Many of the features in the KV cache system are optional or have user defined properties that alter how they work. Users can control KV cache features through class KVCacheConfig. The remainder of this section describes how to change the most important behaviors of the KV cache system.

See this example for an example of how to use KvCacheConfig to control KV cache behavior.

Datatype#

Perhaps the most important property is dtype which specifies what data type is held in KV cache. The default ‘auto’ specifies that data type should be inferred from model config.

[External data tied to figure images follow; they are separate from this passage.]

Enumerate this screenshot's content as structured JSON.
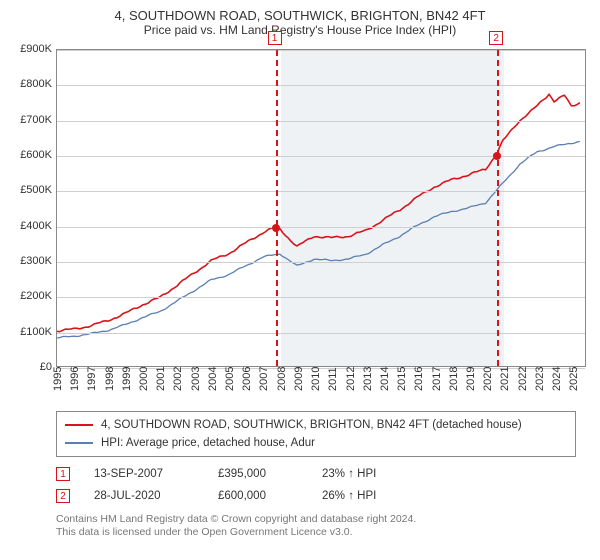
{
  "title": "4, SOUTHDOWN ROAD, SOUTHWICK, BRIGHTON, BN42 4FT",
  "subtitle": "Price paid vs. HM Land Registry's House Price Index (HPI)",
  "chart": {
    "type": "line",
    "x": {
      "min": 1995,
      "max": 2025.8,
      "ticks": [
        1995,
        1996,
        1997,
        1998,
        1999,
        2000,
        2001,
        2002,
        2003,
        2004,
        2005,
        2006,
        2007,
        2008,
        2009,
        2010,
        2011,
        2012,
        2013,
        2014,
        2015,
        2016,
        2017,
        2018,
        2019,
        2020,
        2021,
        2022,
        2023,
        2024,
        2025
      ]
    },
    "y": {
      "min": 0,
      "max": 900,
      "ticks": [
        0,
        100,
        200,
        300,
        400,
        500,
        600,
        700,
        800,
        900
      ],
      "unit_prefix": "£",
      "unit_suffix": "K"
    },
    "grid_color": "#cfcfcf",
    "axis_color": "#888888",
    "background": "#ffffff",
    "shaded_band": {
      "from_year": 2008.0,
      "to_year": 2021.0,
      "color": "#eef2f5"
    },
    "series": [
      {
        "name": "4, SOUTHDOWN ROAD, SOUTHWICK, BRIGHTON, BN42 4FT (detached house)",
        "color": "#d6151a",
        "width": 1.6,
        "points": [
          [
            1995,
            100
          ],
          [
            1996,
            105
          ],
          [
            1997,
            115
          ],
          [
            1998,
            130
          ],
          [
            1999,
            150
          ],
          [
            2000,
            175
          ],
          [
            2001,
            195
          ],
          [
            2002,
            230
          ],
          [
            2003,
            265
          ],
          [
            2004,
            300
          ],
          [
            2005,
            320
          ],
          [
            2006,
            350
          ],
          [
            2007,
            380
          ],
          [
            2007.7,
            395
          ],
          [
            2008,
            390
          ],
          [
            2009,
            340
          ],
          [
            2010,
            370
          ],
          [
            2011,
            365
          ],
          [
            2012,
            370
          ],
          [
            2013,
            385
          ],
          [
            2014,
            415
          ],
          [
            2015,
            445
          ],
          [
            2016,
            480
          ],
          [
            2017,
            510
          ],
          [
            2018,
            530
          ],
          [
            2019,
            545
          ],
          [
            2020,
            560
          ],
          [
            2020.58,
            600
          ],
          [
            2021,
            640
          ],
          [
            2022,
            700
          ],
          [
            2023,
            740
          ],
          [
            2023.7,
            775
          ],
          [
            2024,
            755
          ],
          [
            2024.6,
            770
          ],
          [
            2025,
            740
          ],
          [
            2025.5,
            750
          ]
        ]
      },
      {
        "name": "HPI: Average price, detached house, Adur",
        "color": "#5a7fb0",
        "width": 1.3,
        "points": [
          [
            1995,
            80
          ],
          [
            1996,
            85
          ],
          [
            1997,
            92
          ],
          [
            1998,
            102
          ],
          [
            1999,
            118
          ],
          [
            2000,
            138
          ],
          [
            2001,
            155
          ],
          [
            2002,
            185
          ],
          [
            2003,
            215
          ],
          [
            2004,
            245
          ],
          [
            2005,
            260
          ],
          [
            2006,
            285
          ],
          [
            2007,
            310
          ],
          [
            2008,
            320
          ],
          [
            2009,
            285
          ],
          [
            2010,
            305
          ],
          [
            2011,
            300
          ],
          [
            2012,
            305
          ],
          [
            2013,
            318
          ],
          [
            2014,
            345
          ],
          [
            2015,
            370
          ],
          [
            2016,
            400
          ],
          [
            2017,
            425
          ],
          [
            2018,
            440
          ],
          [
            2019,
            450
          ],
          [
            2020,
            465
          ],
          [
            2021,
            520
          ],
          [
            2022,
            575
          ],
          [
            2023,
            610
          ],
          [
            2024,
            625
          ],
          [
            2025,
            635
          ],
          [
            2025.5,
            640
          ]
        ]
      }
    ],
    "events": [
      {
        "id": "1",
        "year": 2007.7,
        "value": 395,
        "line_color": "#d6151a",
        "date": "13-SEP-2007",
        "price": "£395,000",
        "pct": "23% ↑ HPI"
      },
      {
        "id": "2",
        "year": 2020.58,
        "value": 600,
        "line_color": "#d6151a",
        "date": "28-JUL-2020",
        "price": "£600,000",
        "pct": "26% ↑ HPI"
      }
    ]
  },
  "legend": {
    "items": [
      {
        "color": "#d6151a",
        "label": "4, SOUTHDOWN ROAD, SOUTHWICK, BRIGHTON, BN42 4FT (detached house)"
      },
      {
        "color": "#5a7fb0",
        "label": "HPI: Average price, detached house, Adur"
      }
    ]
  },
  "footnote": {
    "line1": "Contains HM Land Registry data © Crown copyright and database right 2024.",
    "line2": "This data is licensed under the Open Government Licence v3.0."
  },
  "styling": {
    "title_fontsize": 13,
    "subtitle_fontsize": 12,
    "tick_fontsize": 11,
    "legend_fontsize": 11.5,
    "footnote_fontsize": 10.5,
    "footnote_color": "#777777"
  }
}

How Much Memory is Allocated to KV Cache#

Property free_gpu_memory_fraction is a ratio > 0 and < 1 that specifies how much of free GPU memory should be allocated to KV cache. The default is 90% (ratio of 0.9). If max_tokens is also set, KV cache will determine how much memory is needed to hold max_tokens and will allocate the lesser of max_tokens and free_gpu_memory_fraction.

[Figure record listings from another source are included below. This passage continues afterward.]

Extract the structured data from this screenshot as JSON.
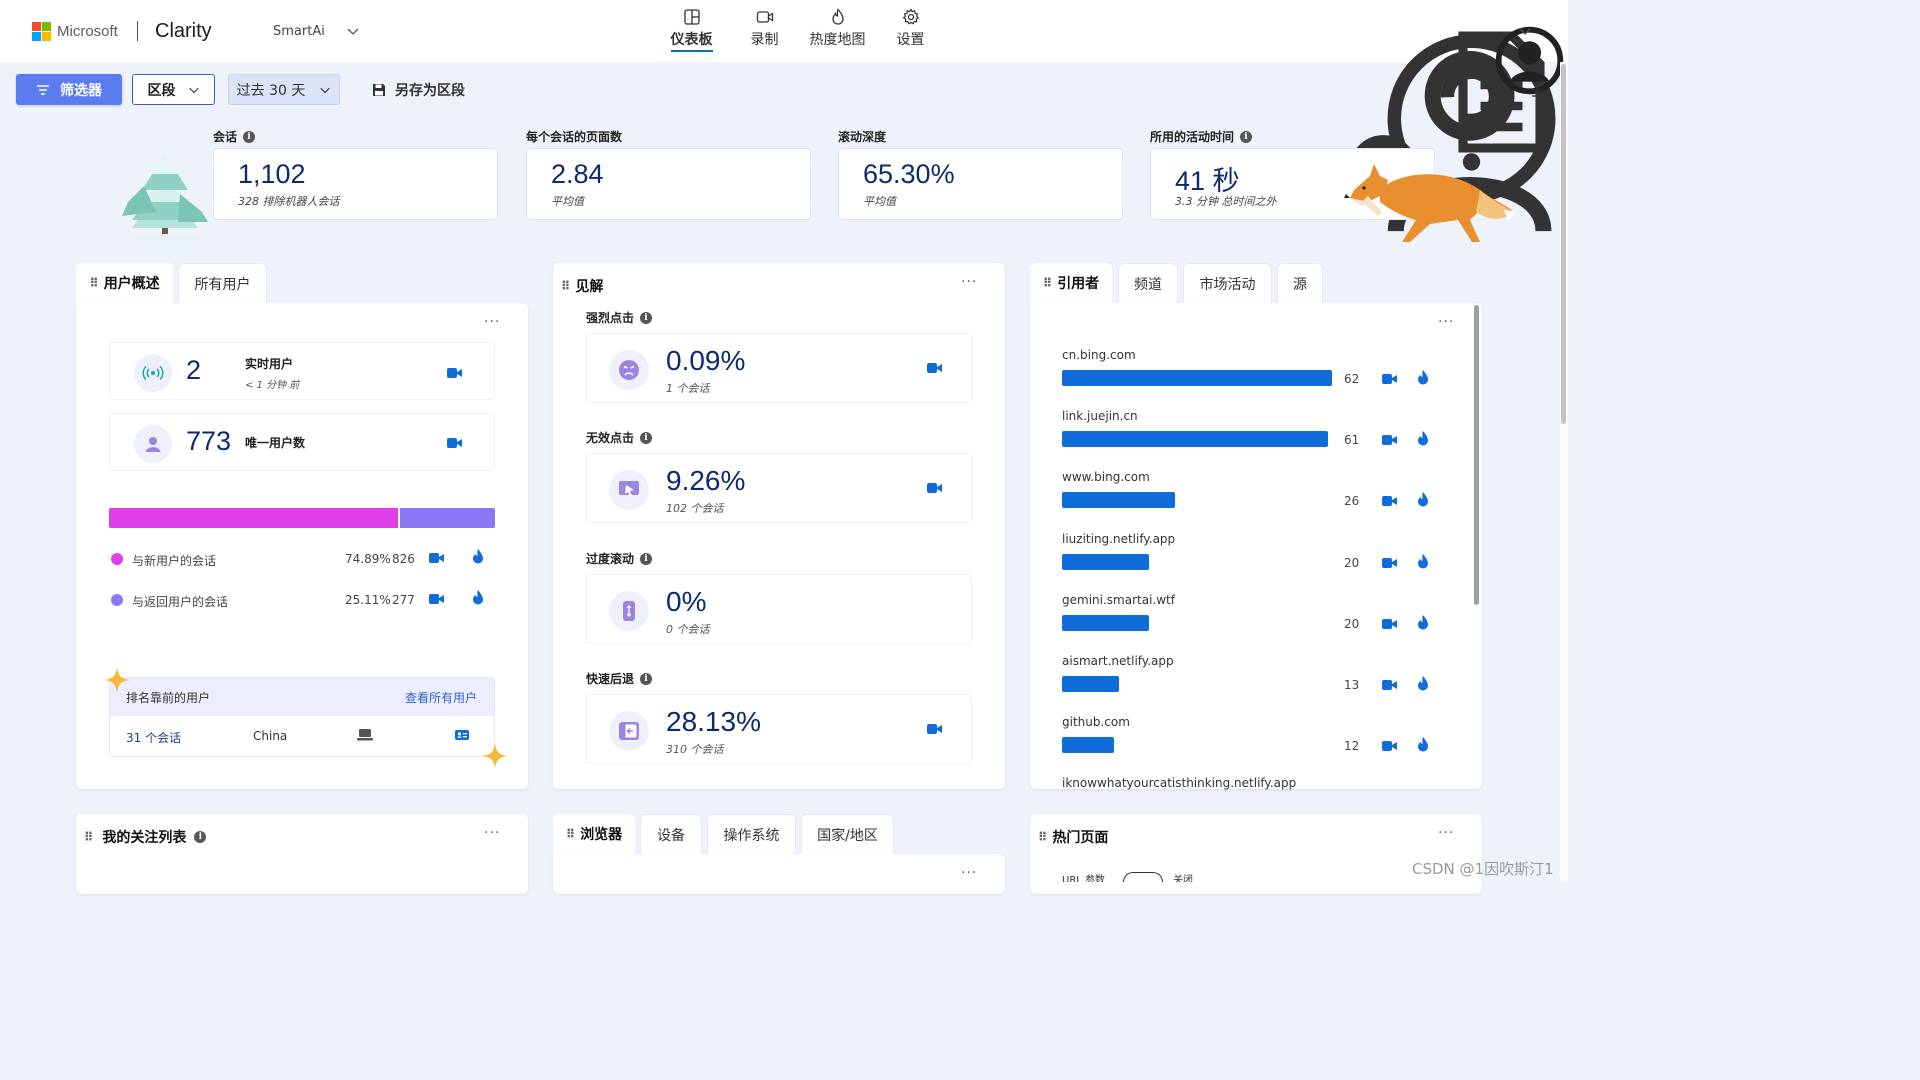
{
  "header": {
    "ms_logo_text": "Microsoft",
    "app_name": "Clarity",
    "project": "SmartAi",
    "nav": [
      {
        "label": "仪表板",
        "icon": "dashboard-icon",
        "active": true
      },
      {
        "label": "录制",
        "icon": "video-icon",
        "active": false
      },
      {
        "label": "热度地图",
        "icon": "flame-icon",
        "active": false
      },
      {
        "label": "设置",
        "icon": "gear-icon",
        "active": false
      }
    ]
  },
  "toolbar": {
    "filter_label": "筛选器",
    "segment_label": "区段",
    "range_label": "过去 30 天",
    "save_label": "另存为区段"
  },
  "metrics": [
    {
      "label": "会话",
      "value": "1,102",
      "sub": "328 排除机器人会话",
      "info": true
    },
    {
      "label": "每个会话的页面数",
      "value": "2.84",
      "sub": "平均值",
      "info": false
    },
    {
      "label": "滚动深度",
      "value": "65.30%",
      "sub": "平均值",
      "info": false
    },
    {
      "label": "所用的活动时间",
      "value": "41 秒",
      "sub": "3.3 分钟 总时间之外",
      "info": true
    }
  ],
  "users_panel": {
    "tabs": [
      "用户概述",
      "所有用户"
    ],
    "live": {
      "value": "2",
      "label": "实时用户",
      "sub": "< 1 分钟 前"
    },
    "unique": {
      "value": "773",
      "label": "唯一用户数"
    },
    "split": {
      "new_fraction": 0.7489,
      "new_color": "#e03ee6",
      "return_color": "#8a78f4"
    },
    "legend": [
      {
        "label": "与新用户的会话",
        "percent": "74.89%",
        "count": "826"
      },
      {
        "label": "与返回用户的会话",
        "percent": "25.11%",
        "count": "277"
      }
    ],
    "top_users": {
      "title": "排名靠前的用户",
      "link": "查看所有用户",
      "row": {
        "sessions": "31 个会话",
        "country": "China"
      }
    }
  },
  "insights_panel": {
    "title": "见解",
    "items": [
      {
        "label": "强烈点击",
        "value": "0.09%",
        "sub": "1 个会话",
        "icon": "angry-face-icon"
      },
      {
        "label": "无效点击",
        "value": "9.26%",
        "sub": "102 个会话",
        "icon": "cursor-screen-icon"
      },
      {
        "label": "过度滚动",
        "value": "0%",
        "sub": "0 个会话",
        "icon": "scroll-phone-icon"
      },
      {
        "label": "快速后退",
        "value": "28.13%",
        "sub": "310 个会话",
        "icon": "back-arrow-icon"
      }
    ]
  },
  "referrers_panel": {
    "tabs": [
      "引用者",
      "频道",
      "市场活动",
      "源"
    ],
    "items": [
      {
        "name": "cn.bing.com",
        "count": "62",
        "value": 62
      },
      {
        "name": "link.juejin.cn",
        "count": "61",
        "value": 61
      },
      {
        "name": "www.bing.com",
        "count": "26",
        "value": 26
      },
      {
        "name": "liuziting.netlify.app",
        "count": "20",
        "value": 20
      },
      {
        "name": "gemini.smartai.wtf",
        "count": "20",
        "value": 20
      },
      {
        "name": "aismart.netlify.app",
        "count": "13",
        "value": 13
      },
      {
        "name": "github.com",
        "count": "12",
        "value": 12
      },
      {
        "name": "iknowwhatyourcatisthinking.netlify.app",
        "count": "",
        "value": 0
      }
    ]
  },
  "bottom": {
    "watchlist_title": "我的关注列表",
    "browser_tabs": [
      "浏览器",
      "设备",
      "操作系统",
      "国家/地区"
    ],
    "popular_title": "热门页面",
    "url_param_label": "URL 参数",
    "toggle_state": "关闭"
  },
  "watermark": "CSDN @1因吹斯汀1"
}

Enable/Disable Cross Request Reuse#

Block reuse across requests is enabled by default, but can be disabled by setting enable_block_reuse to False.

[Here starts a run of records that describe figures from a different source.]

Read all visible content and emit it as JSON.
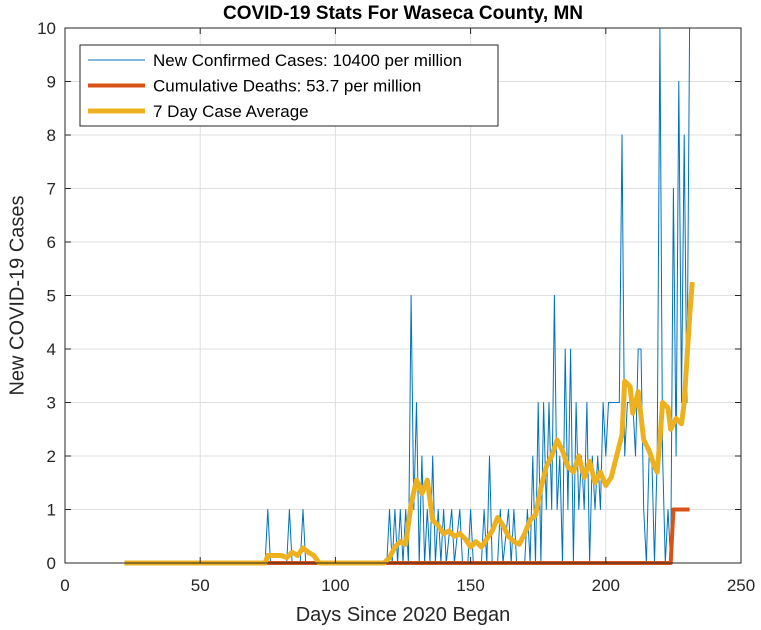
{
  "chart_data": {
    "type": "line",
    "title": "COVID-19 Stats For Waseca County, MN",
    "xlabel": "Days Since 2020 Began",
    "ylabel": "New COVID-19 Cases",
    "xlim": [
      0,
      250
    ],
    "ylim": [
      0,
      10
    ],
    "xticks": [
      0,
      50,
      100,
      150,
      200,
      250
    ],
    "yticks": [
      0,
      1,
      2,
      3,
      4,
      5,
      6,
      7,
      8,
      9,
      10
    ],
    "grid": true,
    "legend_position": "top-left",
    "colors": {
      "new_cases": "#0072BD",
      "deaths": "#D95319",
      "avg": "#EDB120",
      "grid": "#dfdfdf",
      "axis": "#262626"
    },
    "series": [
      {
        "name": "New Confirmed Cases: 10400 per million",
        "key": "new_cases",
        "points": [
          [
            22,
            0
          ],
          [
            74,
            0
          ],
          [
            75,
            1
          ],
          [
            76,
            0
          ],
          [
            82,
            0
          ],
          [
            83,
            1
          ],
          [
            84,
            0
          ],
          [
            87,
            0
          ],
          [
            88,
            1
          ],
          [
            89,
            0
          ],
          [
            119,
            0
          ],
          [
            120,
            1
          ],
          [
            121,
            0
          ],
          [
            122,
            1
          ],
          [
            123,
            0
          ],
          [
            124,
            1
          ],
          [
            125,
            0
          ],
          [
            126,
            1
          ],
          [
            127,
            0
          ],
          [
            128,
            5
          ],
          [
            129,
            1
          ],
          [
            130,
            3
          ],
          [
            131,
            0
          ],
          [
            132,
            2
          ],
          [
            133,
            0
          ],
          [
            134,
            1
          ],
          [
            135,
            0
          ],
          [
            136,
            2
          ],
          [
            137,
            0
          ],
          [
            138,
            1
          ],
          [
            139,
            0
          ],
          [
            140,
            1
          ],
          [
            141,
            0
          ],
          [
            143,
            1
          ],
          [
            144,
            0
          ],
          [
            146,
            1
          ],
          [
            147,
            0
          ],
          [
            149,
            0
          ],
          [
            150,
            1
          ],
          [
            151,
            0
          ],
          [
            154,
            0
          ],
          [
            155,
            1
          ],
          [
            156,
            0
          ],
          [
            157,
            2
          ],
          [
            158,
            0
          ],
          [
            160,
            0
          ],
          [
            161,
            1
          ],
          [
            162,
            0
          ],
          [
            164,
            1
          ],
          [
            165,
            0
          ],
          [
            166,
            1
          ],
          [
            167,
            0
          ],
          [
            170,
            0
          ],
          [
            171,
            1
          ],
          [
            172,
            0
          ],
          [
            173,
            2
          ],
          [
            174,
            0
          ],
          [
            175,
            3
          ],
          [
            176,
            0
          ],
          [
            177,
            3
          ],
          [
            178,
            1
          ],
          [
            179,
            3
          ],
          [
            180,
            1
          ],
          [
            181,
            5
          ],
          [
            182,
            1
          ],
          [
            183,
            2
          ],
          [
            184,
            0
          ],
          [
            185,
            4
          ],
          [
            186,
            1
          ],
          [
            187,
            4
          ],
          [
            188,
            0
          ],
          [
            189,
            3
          ],
          [
            190,
            1
          ],
          [
            191,
            2
          ],
          [
            192,
            1
          ],
          [
            193,
            3
          ],
          [
            194,
            0
          ],
          [
            195,
            2
          ],
          [
            196,
            1
          ],
          [
            197,
            2
          ],
          [
            198,
            1
          ],
          [
            199,
            3
          ],
          [
            200,
            2
          ],
          [
            201,
            3
          ],
          [
            202,
            3
          ],
          [
            204,
            3
          ],
          [
            205,
            3
          ],
          [
            206,
            8
          ],
          [
            207,
            2
          ],
          [
            208,
            3
          ],
          [
            210,
            3
          ],
          [
            211,
            2
          ],
          [
            212,
            4
          ],
          [
            213,
            4
          ],
          [
            214,
            1
          ],
          [
            215,
            0
          ],
          [
            216,
            2
          ],
          [
            217,
            2
          ],
          [
            218,
            0
          ],
          [
            219,
            2
          ],
          [
            220,
            10
          ],
          [
            221,
            2
          ],
          [
            222,
            0
          ],
          [
            223,
            1
          ],
          [
            224,
            0
          ],
          [
            225,
            7
          ],
          [
            226,
            2
          ],
          [
            227,
            9
          ],
          [
            228,
            3
          ],
          [
            229,
            8
          ],
          [
            230,
            3
          ],
          [
            231,
            10
          ]
        ]
      },
      {
        "name": "Cumulative Deaths: 53.7 per million",
        "key": "deaths",
        "points": [
          [
            22,
            0
          ],
          [
            224,
            0
          ],
          [
            225,
            1
          ],
          [
            231,
            1
          ]
        ]
      },
      {
        "name": "7 Day Case Average",
        "key": "avg",
        "points": [
          [
            22,
            0
          ],
          [
            74,
            0
          ],
          [
            75,
            0.14
          ],
          [
            80,
            0.14
          ],
          [
            82,
            0.1
          ],
          [
            84,
            0.2
          ],
          [
            86,
            0.14
          ],
          [
            88,
            0.28
          ],
          [
            90,
            0.2
          ],
          [
            92,
            0.14
          ],
          [
            94,
            0
          ],
          [
            118,
            0
          ],
          [
            120,
            0.1
          ],
          [
            122,
            0.3
          ],
          [
            124,
            0.4
          ],
          [
            126,
            0.35
          ],
          [
            128,
            1.1
          ],
          [
            130,
            1.55
          ],
          [
            132,
            1.3
          ],
          [
            134,
            1.55
          ],
          [
            136,
            0.8
          ],
          [
            138,
            0.7
          ],
          [
            140,
            0.55
          ],
          [
            142,
            0.6
          ],
          [
            144,
            0.5
          ],
          [
            146,
            0.55
          ],
          [
            148,
            0.45
          ],
          [
            150,
            0.3
          ],
          [
            152,
            0.4
          ],
          [
            154,
            0.3
          ],
          [
            156,
            0.45
          ],
          [
            158,
            0.6
          ],
          [
            160,
            0.85
          ],
          [
            162,
            0.7
          ],
          [
            164,
            0.5
          ],
          [
            166,
            0.4
          ],
          [
            168,
            0.35
          ],
          [
            170,
            0.55
          ],
          [
            172,
            0.8
          ],
          [
            174,
            0.9
          ],
          [
            176,
            1.4
          ],
          [
            178,
            1.8
          ],
          [
            180,
            2.0
          ],
          [
            182,
            2.3
          ],
          [
            184,
            2.1
          ],
          [
            186,
            1.8
          ],
          [
            188,
            1.7
          ],
          [
            190,
            2.0
          ],
          [
            192,
            1.6
          ],
          [
            194,
            1.9
          ],
          [
            196,
            1.5
          ],
          [
            198,
            1.7
          ],
          [
            200,
            1.45
          ],
          [
            202,
            1.6
          ],
          [
            204,
            2.0
          ],
          [
            206,
            2.4
          ],
          [
            207,
            3.4
          ],
          [
            209,
            3.3
          ],
          [
            210,
            2.8
          ],
          [
            212,
            3.2
          ],
          [
            214,
            2.3
          ],
          [
            216,
            2.1
          ],
          [
            218,
            1.8
          ],
          [
            219,
            1.7
          ],
          [
            220,
            2.3
          ],
          [
            221,
            3.0
          ],
          [
            223,
            2.9
          ],
          [
            224,
            2.5
          ],
          [
            226,
            2.7
          ],
          [
            228,
            2.6
          ],
          [
            229,
            3.0
          ],
          [
            231,
            4.6
          ],
          [
            232,
            5.25
          ]
        ]
      }
    ]
  }
}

Enable Offloading to Host Memory#

Before a block is evicted from GPU memory, it can optionally be offloaded to host (CPU) memory. The block remains reusable until it is evicted from host memory. When an offloaded block is reused, it is first copied back into GPU memory. Offloading is controlled with property host_cache_size which specifies how much host memory (in bytes) should be allocated for offloading. The default is 0.

When offloading is enabled, the client can prevent specific blocks from being offloaded by toggling block priority. Blocks with lower priority than a certain threshold are not offloaded; they are evicted directly from GPU memory to reduce traffic between GPU and host. This priority is set with secondary_offload_min_priority. Default value is 35, meaning any block with lower priority than 35 will not be offloaded.

Partial Reuse#

Partial reuse of a block can happen when some but not all tokens are matched. It is enabled by default, but can be disabled by setting enable_partial_reuse to False.

The property copy_on_partial_reuse specifies whether a block should be copied or not in order to allow partial reuse. If copying is disabled, a partially matched block can only be reused if no other request is using it. If copying is enabled, partially matched blocks are not reused directly, instead a new block is created and the matched tokens are copied into the new block. This allows multiple requests to partially reuse a block.

Attention Window Size#

Property max_attention_window specifies the maximum attention window size for each layer in the model as a list of integer values. If the length of this list is less than number of layers, the list is repeated as many times as necessary. For instance, if the model has only full attention layers and maximum sequence length is 4096, you can specify this as max_attention_window = [4096]. If the first layer is full attention, the second layer is limited attention with window size 256 and then this repeats for the remaining layers, you specify this as max_attention_window = [4096,256]. This means first layer is full attention, second layer is limited attention, third layer is full attention, fourth layer is limited attention and so on.

Deprecated Properties#

Properties use_uvm and sink_token_length have been deprecated and will be removed in a future release.